Mr. Dole met his wife of 23 years, Phyllis, at an army hospital dance and they married three months later in New Hampshire. “I remember when we were first married, I used to make shoulder pads to go under his shirts because one shoulder is shorter than the other,’’ she said. “He had to get his suits tailored to fit him. I cut up meat for him. I understood him physically and emotionally. He had to push awfully hard to come back from his injuries, and that is just part of him now. He worked very hard to overcome all of that.’’

By 1971, Mr. Dole was living in the basement of their Virginia home, while his wife and daughter lived upstairs. One day, Mr. Dole came up from the basement with an announcement. “I want out,’’ he said.

Later he married Elizabeth Hanford, a pioneering Republican woman who served as secretary of labor and transportation and as president of the American Red Cross, but who was best known as the other half of Washington’s ultimate power couple. At a Capitol hearing, Mr. Dole once joked that he regretted that he had only one wife to give to his country’s infrastructure. In truth, he took enormous pride in his wife’s achievements and she in his; in the late days of the 1988 presidential race, Mrs. Dole was more reluctant to concede than was Mr. Dole.

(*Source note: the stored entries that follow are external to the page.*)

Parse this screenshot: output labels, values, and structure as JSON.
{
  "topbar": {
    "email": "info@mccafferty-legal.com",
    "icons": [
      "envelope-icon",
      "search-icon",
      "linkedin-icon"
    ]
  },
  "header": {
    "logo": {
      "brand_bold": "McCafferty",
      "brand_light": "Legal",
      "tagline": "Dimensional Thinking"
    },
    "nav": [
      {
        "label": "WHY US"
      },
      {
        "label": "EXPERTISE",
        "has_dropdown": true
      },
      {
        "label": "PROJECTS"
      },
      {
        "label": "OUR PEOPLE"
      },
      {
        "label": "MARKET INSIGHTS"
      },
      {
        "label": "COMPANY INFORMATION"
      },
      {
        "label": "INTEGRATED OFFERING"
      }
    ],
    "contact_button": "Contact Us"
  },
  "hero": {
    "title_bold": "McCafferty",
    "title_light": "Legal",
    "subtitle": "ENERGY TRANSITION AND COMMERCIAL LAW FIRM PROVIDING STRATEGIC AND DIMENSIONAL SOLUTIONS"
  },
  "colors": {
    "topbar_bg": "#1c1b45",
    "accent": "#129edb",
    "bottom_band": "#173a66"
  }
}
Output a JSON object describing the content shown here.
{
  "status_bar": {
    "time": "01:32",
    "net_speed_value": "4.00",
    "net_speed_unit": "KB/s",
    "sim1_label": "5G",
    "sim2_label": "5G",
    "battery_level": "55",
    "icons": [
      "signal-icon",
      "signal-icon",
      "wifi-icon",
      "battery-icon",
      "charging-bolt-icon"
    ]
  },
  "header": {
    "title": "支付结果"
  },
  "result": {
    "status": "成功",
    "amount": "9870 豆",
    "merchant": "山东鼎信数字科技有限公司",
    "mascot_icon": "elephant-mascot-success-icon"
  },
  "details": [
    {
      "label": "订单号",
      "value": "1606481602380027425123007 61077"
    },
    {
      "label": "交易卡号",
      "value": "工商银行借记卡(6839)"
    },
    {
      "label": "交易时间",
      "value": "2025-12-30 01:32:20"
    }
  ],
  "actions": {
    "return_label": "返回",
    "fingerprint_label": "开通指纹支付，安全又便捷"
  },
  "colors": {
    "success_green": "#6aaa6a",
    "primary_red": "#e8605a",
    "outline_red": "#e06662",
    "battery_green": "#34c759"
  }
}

Mr. Dole was presented the Presidential Medal of Freedom by his former adversary, President Clinton.CHUCK KENNEDY/KRT/PressLink/file

Though he gave a gracious speech conceding the presidential race to Clinton in 1996, he never was comfortable with concession. Mr. Dole was a soldier, and at heart he was a fighter. His fight ended over the weekend. He was not, in death or in life, one of Washington’s, or America’s, unknown soldiers.